Two send queues, two drop policies. The send path is asymmetric because the two outbound message classes have different correctness requirements under back-pressure (paper §10.5 — bound the per-cluster outbox so a slow stream can’t grow memory without limit), encoded in session (stream.go:87):

  • pendingRollup is a single-slot atomic.Pointer. Roll-ups are full replacement (paper §3.1), so a newer roll-up should drop any older one still queued — enqueueRollup does Store + a non-blocking signal, coalesce-by-replace (stream.go:182). sendLoop Swap(nil)s the slot on each signal (stream.go:217). The operator therefore never queues two roll-ups behind a slow stream; the shard only ever sees the latest desired state.
  • outbox is a bounded channel (outboxCap = 256, stream.go:118) for the non-coalescing RPC responses (BootstrapBlobResponse, ReclaimAck). When full it drops the newest with a metric (stream.go:195).
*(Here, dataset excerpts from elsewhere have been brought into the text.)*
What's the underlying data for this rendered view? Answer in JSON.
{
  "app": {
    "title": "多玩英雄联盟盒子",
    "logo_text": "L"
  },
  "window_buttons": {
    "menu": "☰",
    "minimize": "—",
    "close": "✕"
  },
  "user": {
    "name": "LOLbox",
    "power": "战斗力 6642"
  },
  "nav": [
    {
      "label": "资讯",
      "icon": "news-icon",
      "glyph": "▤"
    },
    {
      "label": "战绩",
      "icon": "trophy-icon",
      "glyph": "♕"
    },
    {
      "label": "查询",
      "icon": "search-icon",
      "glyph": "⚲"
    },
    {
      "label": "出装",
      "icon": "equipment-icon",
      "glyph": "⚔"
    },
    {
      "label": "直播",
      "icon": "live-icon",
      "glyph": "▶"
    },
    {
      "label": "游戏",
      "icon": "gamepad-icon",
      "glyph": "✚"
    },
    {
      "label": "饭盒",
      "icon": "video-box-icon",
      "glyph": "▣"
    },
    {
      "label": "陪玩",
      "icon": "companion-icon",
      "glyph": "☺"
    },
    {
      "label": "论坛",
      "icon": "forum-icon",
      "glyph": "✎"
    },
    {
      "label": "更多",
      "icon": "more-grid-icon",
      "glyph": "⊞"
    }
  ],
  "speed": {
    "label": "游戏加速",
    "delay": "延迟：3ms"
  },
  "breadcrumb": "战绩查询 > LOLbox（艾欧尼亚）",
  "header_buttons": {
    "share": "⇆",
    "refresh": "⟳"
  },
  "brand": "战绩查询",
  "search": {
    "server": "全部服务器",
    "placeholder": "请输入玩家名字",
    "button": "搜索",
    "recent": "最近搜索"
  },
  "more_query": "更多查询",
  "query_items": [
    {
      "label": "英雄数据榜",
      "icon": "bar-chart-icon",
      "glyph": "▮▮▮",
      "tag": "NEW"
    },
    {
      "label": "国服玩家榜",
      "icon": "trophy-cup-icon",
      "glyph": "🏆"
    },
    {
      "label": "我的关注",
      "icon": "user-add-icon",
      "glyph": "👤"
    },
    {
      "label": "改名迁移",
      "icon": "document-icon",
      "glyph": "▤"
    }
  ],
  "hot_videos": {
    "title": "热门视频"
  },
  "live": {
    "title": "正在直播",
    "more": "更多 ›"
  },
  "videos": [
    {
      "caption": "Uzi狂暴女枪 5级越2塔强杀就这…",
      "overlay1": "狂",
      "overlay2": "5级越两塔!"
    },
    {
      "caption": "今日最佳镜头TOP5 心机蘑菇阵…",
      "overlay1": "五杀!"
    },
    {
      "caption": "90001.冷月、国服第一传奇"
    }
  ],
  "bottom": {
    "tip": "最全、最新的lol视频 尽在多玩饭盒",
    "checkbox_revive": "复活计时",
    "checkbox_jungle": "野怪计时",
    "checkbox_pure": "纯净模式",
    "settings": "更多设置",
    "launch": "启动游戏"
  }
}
Drop-newest is correct here precisely because these are responses to a shard request: the shard re-issues on its own timeout, so a queued-up response would only arrive after the shard had already given up (stream.go:82).

Receive-side dispatch is split by cost. recvLoop does not treat all inbound frames the same (stream.go:249). Handlers that write the apiserver are bounded by a semaphore (dispatchConcurrency = 32, stream.go:131); handlers that don’t (BootstrapRequest, a CPU-only blob render) bypass the bound and run free. The split exists because the shard’s executeBootstrap blocks on the bootstrap pull with a one-cycle deadline — if a bootstrap response queued behind a slow NodeStateUpdate at the semaphore gate, the shard would cancel and the machine would land in Failed (stream.go:240). needsBoundedDispatch enumerates the slow kinds (AvailableCapacity, ReclaimInstruction); BootstrapRequest is deliberately absent (stream.go:323). The dispatchConcurrency = 32 value is itself an empirical scar: M44.4 Drop B found 256 actively counterproductive — handlers contended on controller-runtime’s internal cache RWMutex and write-rate-limiter token bucket and tail-blew to 32s p99 while apiserver throughput sat at <1% of budget (stream.go:120).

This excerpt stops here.